Gruibingen. Die Gruibinger kennen Gerhard Nagel als Fotograf für die Gemeinde. Erst neulich hat er Hunderte Bilder vom Ablauf der Baustelle in der Ortsdurchfahrt gezeigt. Beim Martinimarkt war er mit der Kamera unterwegs. Auch für Vereine und die Kirchengemeinde fotografiert er, wenn‘s gewünscht wird. Das ist seine große Leidenschaft.
Weniger bekannt ist: Nagel ist auch der Begleit-Fotograf von Wolfgang Kimmig-Liebe aus dem Raum Böblingen, der seit 30 Jahren als Nikolaus in der Welt unterwegs ist. Die beiden waren Arbeitskollegen, und so hat sich Nagel der Mission Kimmig-Liebes vor vier, fünf Jahren angeschlossen. Vorher zog es ihn nicht in die Welt. Der gute Zweck ist sein Antrieb. „Man muss es gerne machen. Sonst würde man es auch gar nicht machen.“
Ein Spaziergang ist das nicht. Vergangenes Jahr startete die Tour in Büsum an der Nordsee. Diesmal geht es erst nach Aachen. Dort sitzt ein namhafter Hersteller von Lebkuchen, der die Touren von Kimmig-Liebe erst möglich macht. „Er ist der Hauptsponsor“, sagt Nagel, Reise und Unterkunft der Nikolaus-Mannschaft werden gesponsert. Weiter geht‘s nach Köln, Hamburg, Böblingen, Nürnberg, zu Weihnachtsmärkten und zu den Menschen: zu Obdachlosen, in Kindergärten, Schulen und Krankenhäuser. Beim SWR ist er zu Gast und beim Bundesligaspiel Stuttgart gegen Bremen.
Diesmal reist der Nikolaus aus Böblingen auch wieder nach Rom, zu einer Audienz bei Papst Franziskus. Von dessen Vorgänger Benedikt XVI. ist Kimmig-Liebe gesegnet worden. „Als dritter offizieller Nikolaus.“ Ob Gerhard Nagel in Rom dabei ist, ist noch offen.

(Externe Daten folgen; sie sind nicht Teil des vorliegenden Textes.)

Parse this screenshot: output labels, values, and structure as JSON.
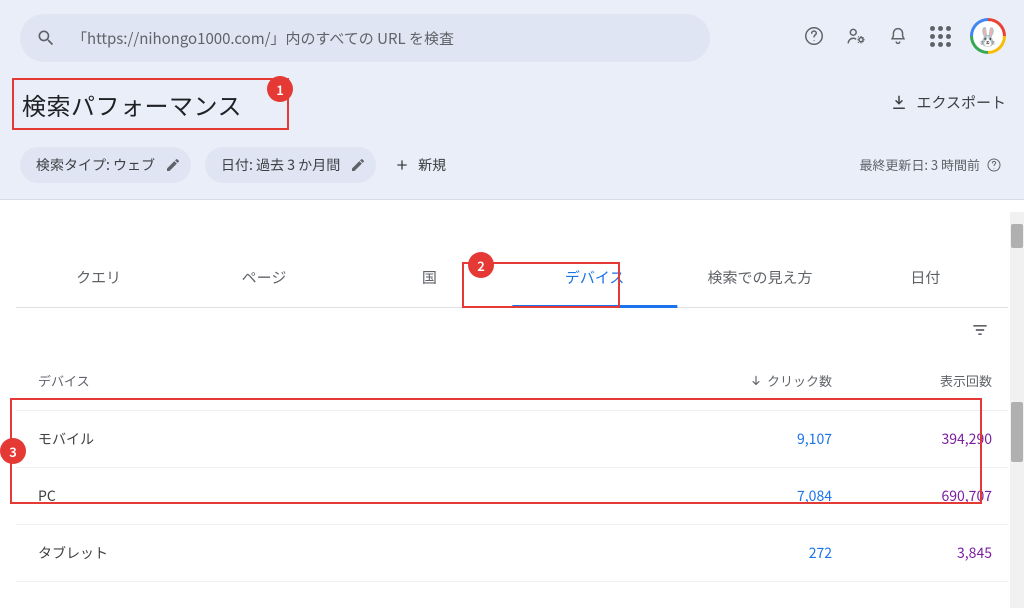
{
  "search": {
    "placeholder": "「https://nihongo1000.com/」内のすべての URL を検査"
  },
  "header": {
    "page_title": "検索パフォーマンス",
    "export_label": "エクスポート"
  },
  "filters": {
    "search_type": "検索タイプ: ウェブ",
    "date_range": "日付: 過去 3 か月間",
    "add_new": "新規",
    "last_updated": "最終更新日: 3 時間前"
  },
  "tabs": [
    {
      "label": "クエリ"
    },
    {
      "label": "ページ"
    },
    {
      "label": "国"
    },
    {
      "label": "デバイス"
    },
    {
      "label": "検索での見え方"
    },
    {
      "label": "日付"
    }
  ],
  "table": {
    "headers": {
      "device": "デバイス",
      "clicks": "クリック数",
      "impressions": "表示回数"
    },
    "rows": [
      {
        "device": "モバイル",
        "clicks": "9,107",
        "impressions": "394,290"
      },
      {
        "device": "PC",
        "clicks": "7,084",
        "impressions": "690,707"
      },
      {
        "device": "タブレット",
        "clicks": "272",
        "impressions": "3,845"
      }
    ]
  },
  "annotations": {
    "b1": "1",
    "b2": "2",
    "b3": "3"
  }
}
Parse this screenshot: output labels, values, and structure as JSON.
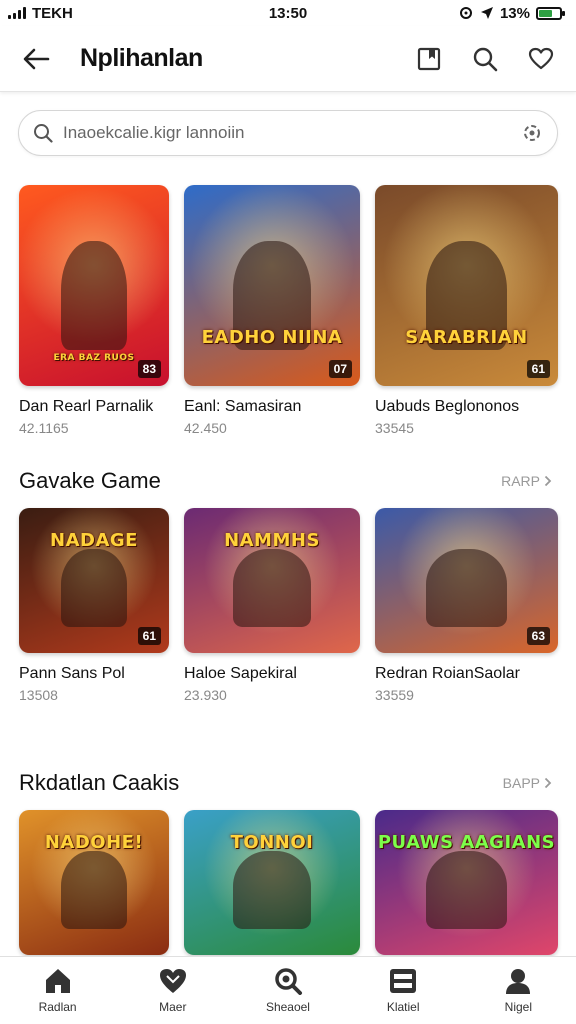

Tel Aviv, Jerusalem, Nazareth, Bethlehem – Nagel hat das Heilige Land schon mehrfach mit dem früheren Arbeitskollegen bereist. Das ging über schwer bewachte Grenzen, in das Palästinensergebiet und sogar nach Gaza. Überwachung allerorten, auch in den Straßen steht Security. Vor einem Ministerium in der Jerusalemer Altstadt gab es scharfe Kommandos eines Wachpostens, als der Nikolaus einer Sicherheitslinie zu nahe kam. Da waren sie auf dem Weg zu einer Mädchenschule. Auch Spuren des Kriegs sind gegenwärtig. In einem Kibbuz an der Grenze erfuhren sie, dass eine Granate auf dem Gelände eingeschlagen hat. In Gaza fand es Nagel bedrückend. „Die sind dort eingeschlossen.“ Er sah Bunker an der Straße und Soldaten, die meistens freundlich waren, wenn der Nikolaus auftauchte. Manche lächelten in die Kamera. „Angst hatte ich nirgends“, sagt der Gruibinger.
Berührt hat es ihn, an den heiligen Orten der Bibel zu sein. In Bethlehem, wo der Nikolaus aus Böblingen Ehrenbürger ist, waren sie in der Kirche Christi Geburt und im Bibelhaus. „Überall werden wir aufgenommen.“ Touristen wollen mit dem Nikolaus fotografiert werden, und er geht zu den Mühseligen und Beladenen. Bewegende Szenen, die Nagel festhält. „Mir kommen manchmal heute noch die Tränen“, sagt der 63-Jährige, wenn er Bilder sieht, wie der Nikolaus eine krebskranke 19-Jährige oder ein sterbenskrankes Kleinkind segnet. Bei Nazareth ließ sich der Böblinger Nikolaus im Jordanwasser taufen wie einst Jesus. Täufer war ein Priester aus Nigeria.
Willkommen ist der christliche Nikolaus bei allen: Ein orthodoxer Jude gibt ihm in Jerusalem die Hand, ein Israeli organisiert Termine für ihn, eine palästinensische Familie bei Bethlehem gibt ihm Logis, Muslime lassen sich mit ihm in der Moschee fotografieren. Und auch in der Neuen Welt machte der Nikolaus aus Württemberg schon Jung und Alt in Kindergärten, Heimen und Krankenhäusern glücklich.